Carlos vivía en un tren de alta velocidad del que no sabía cómo bajar. En los últimos años, su carrera profesional había dado un salto vertiginoso. Trabajaba en una multinacional en la que no paraba de ascender a puestos de mayor responsabilidad. Se había hecho rico, y su nómina le permitía comprar todo lo que quería.
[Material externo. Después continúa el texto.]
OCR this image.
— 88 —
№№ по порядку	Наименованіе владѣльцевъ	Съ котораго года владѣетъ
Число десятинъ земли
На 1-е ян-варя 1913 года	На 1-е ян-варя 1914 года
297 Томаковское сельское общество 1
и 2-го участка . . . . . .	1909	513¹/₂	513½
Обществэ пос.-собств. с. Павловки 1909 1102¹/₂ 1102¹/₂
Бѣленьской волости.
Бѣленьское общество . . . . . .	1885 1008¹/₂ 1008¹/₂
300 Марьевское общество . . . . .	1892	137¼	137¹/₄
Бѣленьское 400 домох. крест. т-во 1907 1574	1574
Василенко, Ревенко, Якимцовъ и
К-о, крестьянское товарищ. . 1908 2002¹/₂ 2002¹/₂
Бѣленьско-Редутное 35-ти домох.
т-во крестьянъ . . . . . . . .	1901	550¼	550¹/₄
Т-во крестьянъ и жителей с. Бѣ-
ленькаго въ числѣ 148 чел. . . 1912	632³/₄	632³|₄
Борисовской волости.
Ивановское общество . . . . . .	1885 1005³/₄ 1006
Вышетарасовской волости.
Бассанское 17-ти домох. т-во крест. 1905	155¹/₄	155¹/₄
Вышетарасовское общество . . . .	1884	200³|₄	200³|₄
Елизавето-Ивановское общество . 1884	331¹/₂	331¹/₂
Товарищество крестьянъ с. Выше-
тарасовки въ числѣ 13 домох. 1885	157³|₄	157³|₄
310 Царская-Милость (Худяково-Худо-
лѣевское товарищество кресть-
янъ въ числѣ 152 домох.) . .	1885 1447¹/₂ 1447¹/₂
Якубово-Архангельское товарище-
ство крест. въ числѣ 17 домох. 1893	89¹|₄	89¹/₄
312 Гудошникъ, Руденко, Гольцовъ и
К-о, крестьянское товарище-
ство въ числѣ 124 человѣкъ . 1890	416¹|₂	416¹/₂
Además, en su empresa estaba muy bien considerado, y todo el mundo sabía que más pronto que tarde se convertiría en el director general de la compañía.
Pero el éxito profesional y el dinero tenían un precio. Un precio demasiado elevado. Carlos había llegado a lo más alto, pero lo había hecho hipotecando su vida y la de su familia. Vivía para trabajar, en lugar de trabajar para vivir. Apenas veía a sus hijos y, aunque solía prometer que buscaría el modo de compartir más tiempo con ellos, nunca lo cumplía. Hasta que su mujer, harta de su soledad y de llevar el peso de toda la familia, decidió separarse.
En todo esto iba pensando Carlos la noche que tuvo el accidente que casi lo mata. Cuando se despertó en el hospital, lo primero que vio fue la sonrisa de su mujer, que lo miraba con los ojos llorosos. La vida le había dado una oportunidad, y ahora empezaba el trabajo más arduo de cuantos había afrontado: el de reordenar sus prioridades y recuperar a su familia.